The noble lie of Andrew Coyne

Andrew Coyne wrote something so untrue in the Post today that I cannot believe he expects us to believe it. I cannot believe he believes it. So why did he write such patently contrafactual assertions?

I believe he is engaging in the noble lie. It does not become him.

In politics, a noble lie is a myth or untruth, often, but not invariably, of a religious nature, knowingly told by an elite to maintain social harmony or to advance an agenda. The noble lie is a concept originated by Plato as described in the Republic. –Wikipedia

This is what Coyne wrote:

Likewise, there is a serious critique to be made of the government’s approach to this issue, and to Canada’s Muslim population generally. It would be fair to accuse it, if not of scapegoating and marginalizing Muslims itself, then of acting with reckless disregard for that possibility — not because many of the terrorists we face today do not profess the Islamic faith, but because it has been too willing to allow others to make a more general association between the two, terrorism and Islam, or at best too slow to reject such thinking.

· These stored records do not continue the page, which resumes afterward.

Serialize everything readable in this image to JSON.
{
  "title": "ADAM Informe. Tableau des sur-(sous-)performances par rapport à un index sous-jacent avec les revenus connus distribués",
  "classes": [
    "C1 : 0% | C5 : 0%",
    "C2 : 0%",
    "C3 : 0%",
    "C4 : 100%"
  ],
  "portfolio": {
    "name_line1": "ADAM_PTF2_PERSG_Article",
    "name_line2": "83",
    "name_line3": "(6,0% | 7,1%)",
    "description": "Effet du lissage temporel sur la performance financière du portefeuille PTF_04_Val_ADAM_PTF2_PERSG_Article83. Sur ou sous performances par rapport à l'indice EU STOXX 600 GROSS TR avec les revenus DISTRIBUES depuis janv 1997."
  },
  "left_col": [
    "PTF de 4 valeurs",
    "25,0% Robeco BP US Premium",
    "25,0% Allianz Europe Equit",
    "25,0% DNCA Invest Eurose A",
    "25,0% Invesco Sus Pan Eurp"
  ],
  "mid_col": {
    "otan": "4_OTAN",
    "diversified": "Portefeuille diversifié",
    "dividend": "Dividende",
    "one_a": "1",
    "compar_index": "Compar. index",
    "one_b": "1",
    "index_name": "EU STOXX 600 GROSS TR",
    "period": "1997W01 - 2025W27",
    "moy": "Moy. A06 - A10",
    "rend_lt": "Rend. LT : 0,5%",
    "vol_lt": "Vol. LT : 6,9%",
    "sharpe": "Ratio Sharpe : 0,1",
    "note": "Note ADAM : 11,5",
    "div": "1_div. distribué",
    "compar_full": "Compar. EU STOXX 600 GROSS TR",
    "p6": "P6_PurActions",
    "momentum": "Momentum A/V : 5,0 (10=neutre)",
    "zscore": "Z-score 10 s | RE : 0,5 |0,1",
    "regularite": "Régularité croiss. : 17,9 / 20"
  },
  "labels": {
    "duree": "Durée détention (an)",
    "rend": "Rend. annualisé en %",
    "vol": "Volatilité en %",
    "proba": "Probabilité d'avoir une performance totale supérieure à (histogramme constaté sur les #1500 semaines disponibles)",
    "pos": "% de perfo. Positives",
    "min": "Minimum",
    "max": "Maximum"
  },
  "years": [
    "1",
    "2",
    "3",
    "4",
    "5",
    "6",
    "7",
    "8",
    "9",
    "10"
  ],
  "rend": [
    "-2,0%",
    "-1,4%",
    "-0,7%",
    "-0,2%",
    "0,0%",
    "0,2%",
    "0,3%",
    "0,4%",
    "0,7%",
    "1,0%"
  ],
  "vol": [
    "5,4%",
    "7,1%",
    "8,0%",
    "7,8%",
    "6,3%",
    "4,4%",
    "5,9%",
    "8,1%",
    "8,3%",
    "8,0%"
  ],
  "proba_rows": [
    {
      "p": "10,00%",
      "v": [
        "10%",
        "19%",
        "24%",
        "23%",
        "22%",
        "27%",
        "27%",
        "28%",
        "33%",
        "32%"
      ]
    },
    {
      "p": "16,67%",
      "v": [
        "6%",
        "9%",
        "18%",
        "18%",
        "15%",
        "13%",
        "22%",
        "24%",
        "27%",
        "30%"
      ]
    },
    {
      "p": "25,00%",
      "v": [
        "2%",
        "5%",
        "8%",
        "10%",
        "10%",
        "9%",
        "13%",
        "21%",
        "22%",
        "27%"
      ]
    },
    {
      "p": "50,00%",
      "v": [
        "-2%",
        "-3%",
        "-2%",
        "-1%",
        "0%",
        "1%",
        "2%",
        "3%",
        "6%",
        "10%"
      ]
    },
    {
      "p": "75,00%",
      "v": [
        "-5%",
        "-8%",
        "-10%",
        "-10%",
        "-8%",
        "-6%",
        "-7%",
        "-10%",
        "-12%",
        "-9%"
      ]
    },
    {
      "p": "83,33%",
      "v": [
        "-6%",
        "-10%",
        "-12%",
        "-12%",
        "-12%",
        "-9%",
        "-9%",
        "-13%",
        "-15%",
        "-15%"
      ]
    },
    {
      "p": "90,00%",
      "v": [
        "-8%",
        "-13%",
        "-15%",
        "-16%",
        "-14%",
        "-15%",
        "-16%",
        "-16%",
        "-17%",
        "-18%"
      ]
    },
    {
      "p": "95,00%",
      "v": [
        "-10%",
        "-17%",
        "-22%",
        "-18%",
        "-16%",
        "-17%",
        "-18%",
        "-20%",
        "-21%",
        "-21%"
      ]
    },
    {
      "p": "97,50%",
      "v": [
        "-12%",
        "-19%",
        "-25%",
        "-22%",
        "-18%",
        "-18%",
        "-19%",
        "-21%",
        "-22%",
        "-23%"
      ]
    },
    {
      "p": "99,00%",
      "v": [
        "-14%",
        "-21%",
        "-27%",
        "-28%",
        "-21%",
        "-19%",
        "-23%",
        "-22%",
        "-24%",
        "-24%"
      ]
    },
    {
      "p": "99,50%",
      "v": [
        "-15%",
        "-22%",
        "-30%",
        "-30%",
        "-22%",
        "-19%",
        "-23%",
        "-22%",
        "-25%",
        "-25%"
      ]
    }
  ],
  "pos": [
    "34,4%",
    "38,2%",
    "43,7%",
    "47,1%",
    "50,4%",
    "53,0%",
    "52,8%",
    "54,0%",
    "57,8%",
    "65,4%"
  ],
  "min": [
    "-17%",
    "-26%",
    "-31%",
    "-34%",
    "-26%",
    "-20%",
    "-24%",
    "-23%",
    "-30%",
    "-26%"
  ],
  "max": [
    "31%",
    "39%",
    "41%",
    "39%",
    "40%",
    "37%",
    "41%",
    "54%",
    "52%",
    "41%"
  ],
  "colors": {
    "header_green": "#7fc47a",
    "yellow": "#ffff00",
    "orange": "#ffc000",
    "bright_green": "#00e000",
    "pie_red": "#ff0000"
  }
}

The government “has been too willing to allow others to make a more general association between the two, terrorism and Islam, or at best too slow to reject such thinking.”

This sentence is so wrong in many ways. First, it is not terrorism; it is jihad. It is a sacrament of Islam, like baptism, eucharist, marriage and last rites are with most Christians.

Second, there is a direct association between Islamic belief professed by jihadists and the  jihad they carry out.

Third, what business is it of any liberal-democratic government  to prevent in any way the conclusions of its citizens that there is a rational, causal, demonstrable connection between the profession of Islamic faith by many who call themselves orthodox Muslims and acts described as terrorist?

What is a liberal like Coyne doing, by implicitly calling for the government to suppress discussion of what everyone is concluding from the evidence of their own eyes? How could the government reject such thinking when everyone not motivated by Islam, willful blindness, or political correctness, sees the link, and thinks this way?

Why should we not be angry? Why should we not be fearful? Why should we not link the eliminationist anti-Semitism of jihadists, and of Islamic preachers calling for same, to the Holocaust?

Here is where I think Coyne and John Ivison, in his column on the same page, step over the brink into fatuity.

Basically what both are saying is that the duty of tone control comes before the duty to tell the truth, indeed, that tone and context control ought to prevail over the truth. I hope these guys read the same paper they write in.

I have seen the damage done to Quebec by the ugly threats that agitation against the suppression of English language rights “disturbs the social peace”. And I am watching two men who ought to know better say that the “social peace” has been disturbed by the Prime Minister.

No, gentlemen, the social peace has been disturbed by Muslims flaunting our rules and expecting to have their actions approved of, and by Muslims murdering us, and expecting to conquer us and subdue us to a revolting ideology.

As Chiheb Esseghaier, the railway bomb plotter,  explained to the judge,

The day before, again in the jury’s absence, he’d painted a picture of what he’d sincerely like Canada to look like — no alcohol, “no pig meat,” no music, no theatre, no churches, no synagogues and no “hypocritical” mosques, and, of course, women locked in their homes except for emergencies and if they go out on those rare occasions they must be fully covered.

I wish Coyne would read his own paper. We do, and have drawn our conclusions. Prime Minister Harper is following, not leading, public opinion, French and English, in this country. And we are fed up with people trying to deflect us from stating publicly the necessary conclusions we have reached.